De achterzijde van het hoofdgebouw van de Sonnenberg, gezien vanaf de binnenplaats. Links de trap die naar de hal leidde. De muren zitten vol kogel- en scherfgaten. De foto werd gemaakt in 1952, vlak voordat het gebouw werd afgebroken.

Vanaf de hoofdweg (de Utrechtseweg) waren we rechtsaf naar beneden gelopen. We bevonden ons nu in een naaldbos met hoge bomen en zonder struiken, en waren vlakbij een zeer steile helling, met in de diepte een beek 12). We hadden er langzamerhand genoeg van en besloten te stoppen. Ik ging tegen een boom zitten aan de kant waar de helling omhoog liep om niet naar beneden te rollen, en probeerde te slapen. Gedurende rest van de nacht regende het, maar de bladeren van de boom hielden het meeste water tegen, waardoor we niet doornat werden. Een keer schrok ik wakker van het geluid van een zware granaat die als een exprestrein overkwam, gevolgd door een zware explosie die in het hele bos nagalmde.
Dinsdag 26 september 1944
Het was vredig in het bos, maar wij waren stijf, verkleumd en erg hongerig. Beneden ons konden we wat gebouwen zien liggen. Aan de andere kant van de beek was een houten schutting, waarachter een zwembad lag ”). We drongen ons door de schutting heen en liepen naar het zwembad. Het water was groen, en zag er niet erg helder uit. Half in het water lag een parachute, en op de rand stond een lege bevooradingsmand. In een kleine schuur lag schoonmaakmateriaal en tuingereedschap. Iets verderop konden we een lange schuur of huis zien staan met twee grote deuren aan de zijkant. In de tuinen lagen schuttersputten, en het zag er naar uit dat er flink was gevochten. In een van de putten lag een soldaat met een groot gat door zijn helm.

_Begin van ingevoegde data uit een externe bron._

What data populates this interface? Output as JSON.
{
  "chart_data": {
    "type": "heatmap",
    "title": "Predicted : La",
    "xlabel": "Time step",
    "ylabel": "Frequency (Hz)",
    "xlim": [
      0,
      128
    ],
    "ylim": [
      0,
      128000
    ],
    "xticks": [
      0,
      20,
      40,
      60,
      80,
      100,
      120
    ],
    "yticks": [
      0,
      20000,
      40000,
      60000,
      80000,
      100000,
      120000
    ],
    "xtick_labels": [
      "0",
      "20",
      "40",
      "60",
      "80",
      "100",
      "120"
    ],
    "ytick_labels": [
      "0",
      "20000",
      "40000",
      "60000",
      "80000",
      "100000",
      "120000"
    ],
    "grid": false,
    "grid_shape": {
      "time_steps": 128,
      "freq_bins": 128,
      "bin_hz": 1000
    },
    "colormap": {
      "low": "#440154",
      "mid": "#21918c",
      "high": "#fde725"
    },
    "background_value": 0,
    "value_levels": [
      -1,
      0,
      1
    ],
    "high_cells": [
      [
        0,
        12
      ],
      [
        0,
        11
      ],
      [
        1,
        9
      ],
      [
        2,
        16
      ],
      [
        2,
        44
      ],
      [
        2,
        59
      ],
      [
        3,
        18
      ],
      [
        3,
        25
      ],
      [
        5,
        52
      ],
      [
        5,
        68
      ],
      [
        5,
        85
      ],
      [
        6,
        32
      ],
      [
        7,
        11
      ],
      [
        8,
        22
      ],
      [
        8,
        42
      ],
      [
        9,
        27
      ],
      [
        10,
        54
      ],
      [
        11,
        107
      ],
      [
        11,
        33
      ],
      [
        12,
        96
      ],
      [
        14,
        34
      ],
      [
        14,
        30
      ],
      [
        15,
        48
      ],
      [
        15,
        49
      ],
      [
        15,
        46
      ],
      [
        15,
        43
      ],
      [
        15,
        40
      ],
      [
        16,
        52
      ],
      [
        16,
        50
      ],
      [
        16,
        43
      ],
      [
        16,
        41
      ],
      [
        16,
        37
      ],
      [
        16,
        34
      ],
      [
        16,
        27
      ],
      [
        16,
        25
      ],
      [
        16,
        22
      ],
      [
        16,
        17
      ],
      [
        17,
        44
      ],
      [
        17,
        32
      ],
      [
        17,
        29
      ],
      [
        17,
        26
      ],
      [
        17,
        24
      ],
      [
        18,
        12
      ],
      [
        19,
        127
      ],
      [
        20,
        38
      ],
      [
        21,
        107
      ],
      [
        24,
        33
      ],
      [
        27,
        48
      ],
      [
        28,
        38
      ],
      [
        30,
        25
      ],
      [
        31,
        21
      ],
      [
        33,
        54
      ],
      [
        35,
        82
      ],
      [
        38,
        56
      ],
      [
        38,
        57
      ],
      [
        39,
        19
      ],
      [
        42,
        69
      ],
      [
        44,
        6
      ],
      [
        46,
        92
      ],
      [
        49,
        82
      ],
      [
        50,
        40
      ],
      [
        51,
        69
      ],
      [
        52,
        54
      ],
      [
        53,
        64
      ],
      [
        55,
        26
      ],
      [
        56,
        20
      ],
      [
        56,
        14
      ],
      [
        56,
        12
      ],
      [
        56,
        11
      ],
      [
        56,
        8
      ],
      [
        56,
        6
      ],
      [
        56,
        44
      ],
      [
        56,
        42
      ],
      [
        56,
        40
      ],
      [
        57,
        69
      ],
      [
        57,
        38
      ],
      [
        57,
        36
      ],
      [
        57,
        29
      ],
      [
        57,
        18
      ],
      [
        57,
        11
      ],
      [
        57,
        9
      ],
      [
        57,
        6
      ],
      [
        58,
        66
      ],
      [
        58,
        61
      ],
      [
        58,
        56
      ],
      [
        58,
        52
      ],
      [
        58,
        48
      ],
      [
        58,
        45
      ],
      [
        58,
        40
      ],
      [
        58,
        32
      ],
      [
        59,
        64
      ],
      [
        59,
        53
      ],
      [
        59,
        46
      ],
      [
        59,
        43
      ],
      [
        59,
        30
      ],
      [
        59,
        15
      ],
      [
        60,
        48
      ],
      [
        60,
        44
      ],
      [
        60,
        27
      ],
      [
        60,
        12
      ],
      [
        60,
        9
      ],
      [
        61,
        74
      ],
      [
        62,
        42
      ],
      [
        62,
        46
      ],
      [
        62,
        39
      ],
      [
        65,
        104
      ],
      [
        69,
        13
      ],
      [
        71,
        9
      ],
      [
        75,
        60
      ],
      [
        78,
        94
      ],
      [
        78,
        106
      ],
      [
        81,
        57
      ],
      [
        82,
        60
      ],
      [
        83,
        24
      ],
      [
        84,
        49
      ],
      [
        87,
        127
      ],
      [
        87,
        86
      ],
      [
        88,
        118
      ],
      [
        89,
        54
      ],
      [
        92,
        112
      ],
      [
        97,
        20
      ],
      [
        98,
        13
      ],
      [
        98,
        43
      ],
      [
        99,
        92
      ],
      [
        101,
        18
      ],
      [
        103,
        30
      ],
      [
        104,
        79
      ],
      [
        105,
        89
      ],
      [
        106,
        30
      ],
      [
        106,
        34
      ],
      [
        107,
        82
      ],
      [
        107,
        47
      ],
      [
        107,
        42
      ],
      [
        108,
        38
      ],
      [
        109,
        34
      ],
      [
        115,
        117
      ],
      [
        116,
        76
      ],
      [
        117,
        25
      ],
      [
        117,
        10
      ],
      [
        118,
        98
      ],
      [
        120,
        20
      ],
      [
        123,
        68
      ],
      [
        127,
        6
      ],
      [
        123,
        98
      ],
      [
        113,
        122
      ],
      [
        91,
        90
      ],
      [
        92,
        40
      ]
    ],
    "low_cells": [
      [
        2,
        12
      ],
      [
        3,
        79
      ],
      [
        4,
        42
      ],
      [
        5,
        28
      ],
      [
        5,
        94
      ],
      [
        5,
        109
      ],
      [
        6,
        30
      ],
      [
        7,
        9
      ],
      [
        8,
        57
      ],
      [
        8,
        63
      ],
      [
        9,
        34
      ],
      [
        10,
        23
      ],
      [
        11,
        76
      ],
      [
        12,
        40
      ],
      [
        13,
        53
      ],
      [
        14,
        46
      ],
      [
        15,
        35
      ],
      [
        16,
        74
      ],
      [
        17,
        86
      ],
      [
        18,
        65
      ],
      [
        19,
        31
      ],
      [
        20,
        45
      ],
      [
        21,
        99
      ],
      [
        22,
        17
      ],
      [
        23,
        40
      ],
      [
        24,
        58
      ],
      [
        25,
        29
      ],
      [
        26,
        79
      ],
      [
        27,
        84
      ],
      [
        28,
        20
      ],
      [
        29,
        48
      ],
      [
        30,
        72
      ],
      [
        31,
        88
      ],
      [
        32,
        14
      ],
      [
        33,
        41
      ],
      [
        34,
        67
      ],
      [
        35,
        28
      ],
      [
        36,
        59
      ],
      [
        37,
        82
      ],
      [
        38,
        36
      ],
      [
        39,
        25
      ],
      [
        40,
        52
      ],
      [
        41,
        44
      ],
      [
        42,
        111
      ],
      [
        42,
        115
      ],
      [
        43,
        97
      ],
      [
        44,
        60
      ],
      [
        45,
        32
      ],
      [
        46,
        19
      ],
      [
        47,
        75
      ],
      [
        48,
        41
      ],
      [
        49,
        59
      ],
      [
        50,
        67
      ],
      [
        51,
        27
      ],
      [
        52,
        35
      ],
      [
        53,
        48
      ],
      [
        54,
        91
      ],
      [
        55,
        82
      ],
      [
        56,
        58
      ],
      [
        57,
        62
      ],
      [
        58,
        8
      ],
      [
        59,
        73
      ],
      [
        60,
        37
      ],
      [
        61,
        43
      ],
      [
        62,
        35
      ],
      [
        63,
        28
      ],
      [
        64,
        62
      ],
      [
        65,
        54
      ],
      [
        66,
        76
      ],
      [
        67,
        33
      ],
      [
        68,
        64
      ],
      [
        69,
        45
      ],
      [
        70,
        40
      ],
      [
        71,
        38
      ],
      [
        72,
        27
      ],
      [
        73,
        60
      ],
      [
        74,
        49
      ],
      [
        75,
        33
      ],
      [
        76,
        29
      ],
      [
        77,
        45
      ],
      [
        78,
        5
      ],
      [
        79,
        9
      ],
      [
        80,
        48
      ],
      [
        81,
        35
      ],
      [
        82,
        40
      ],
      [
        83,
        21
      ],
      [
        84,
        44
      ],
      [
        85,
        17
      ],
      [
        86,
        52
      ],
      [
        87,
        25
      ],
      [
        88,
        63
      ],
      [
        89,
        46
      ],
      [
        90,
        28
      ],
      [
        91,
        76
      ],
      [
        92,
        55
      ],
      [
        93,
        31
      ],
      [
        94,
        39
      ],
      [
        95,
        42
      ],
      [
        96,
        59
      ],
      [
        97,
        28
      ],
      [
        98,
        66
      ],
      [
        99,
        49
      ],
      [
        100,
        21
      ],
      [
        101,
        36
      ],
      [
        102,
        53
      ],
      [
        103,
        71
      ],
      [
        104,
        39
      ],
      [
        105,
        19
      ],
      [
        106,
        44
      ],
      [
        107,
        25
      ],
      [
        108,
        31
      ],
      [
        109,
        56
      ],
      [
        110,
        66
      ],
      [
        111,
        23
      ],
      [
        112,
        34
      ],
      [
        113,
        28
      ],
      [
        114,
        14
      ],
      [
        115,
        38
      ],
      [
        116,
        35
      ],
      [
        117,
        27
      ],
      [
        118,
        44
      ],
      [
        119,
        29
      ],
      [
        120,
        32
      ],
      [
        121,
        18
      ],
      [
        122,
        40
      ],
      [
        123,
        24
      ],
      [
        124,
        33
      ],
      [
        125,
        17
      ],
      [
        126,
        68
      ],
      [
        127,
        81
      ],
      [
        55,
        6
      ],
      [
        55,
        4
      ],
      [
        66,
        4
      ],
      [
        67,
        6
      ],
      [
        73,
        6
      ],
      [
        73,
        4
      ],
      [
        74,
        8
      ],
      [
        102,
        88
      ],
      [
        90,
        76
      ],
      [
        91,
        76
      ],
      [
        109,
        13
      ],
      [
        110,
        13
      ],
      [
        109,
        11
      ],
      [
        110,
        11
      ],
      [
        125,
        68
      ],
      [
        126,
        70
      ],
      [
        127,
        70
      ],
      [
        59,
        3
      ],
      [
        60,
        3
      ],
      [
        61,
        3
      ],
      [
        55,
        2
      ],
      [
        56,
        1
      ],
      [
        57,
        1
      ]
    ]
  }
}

Het lange gebouw had een woongedeelte aan beide zij-den,en een grote schuur in het midden 14) Toen we er naar toe kropen,ging de deur van de schuur open,en een soldaat vroeg ons waar we heen gingen 15). Hij was zeer verontwaardigd toen hij hoorde dat die nacht de evacuatie had plaats gevonden. Hij behoorde tot het hoofdkwartier van een compagnie van het Ist Battalion, The Border Regiment, dat geheel op zichzelf had gevochten, geïsoleerd van de rest van de Perimeter. Hun ‘prive-oorlog’ was al eerder tot een einde gekomen door gebrek aan voorraden en munitie. Ze waren nu druk bezig met het onderhandelen over een staakt het vuren met de Duitsers. We gingen de schuur binnen. Een paar militairen waren binnen bezig met het verbergen van wapens in het stro van het dak.
We werden naar een keuken gebracht in het woongedeelte van het gebouw, waar een gewonde officier op een tafel lag. Ik dacht dat hij in zijn been was geschoten. Ik geloof niet dat hij erg onder de indruk was van de weinige informatie die we hem konden geven. Zij waren al sinds vrijdag of zaterdag met de Duitsers aan het onderhandelen. Ze waren door al hun voorraden heen, en er was dus weinig kans dat we wat eten konden krijgen.
Kort daarop werden we door een Mof met een Schmeisser pistoolmitrailleur gecommandeerd om naar buiten te komen. Hij dirigeerde ons naar de voorkant van de boerderij, die langs een smalle weg lag. Aan de overkant was een twee meter hoge aarden wal met dicht bos. Op die wal lag een rij Duitse schuttersputten, van waaruit de boerderij en de weg konden worden overzien. Die eenzame strijd die de Borders hier hadden geleverd, was op zich overzichtelijk geweest: alleen de weg scheidde hen van de vijand!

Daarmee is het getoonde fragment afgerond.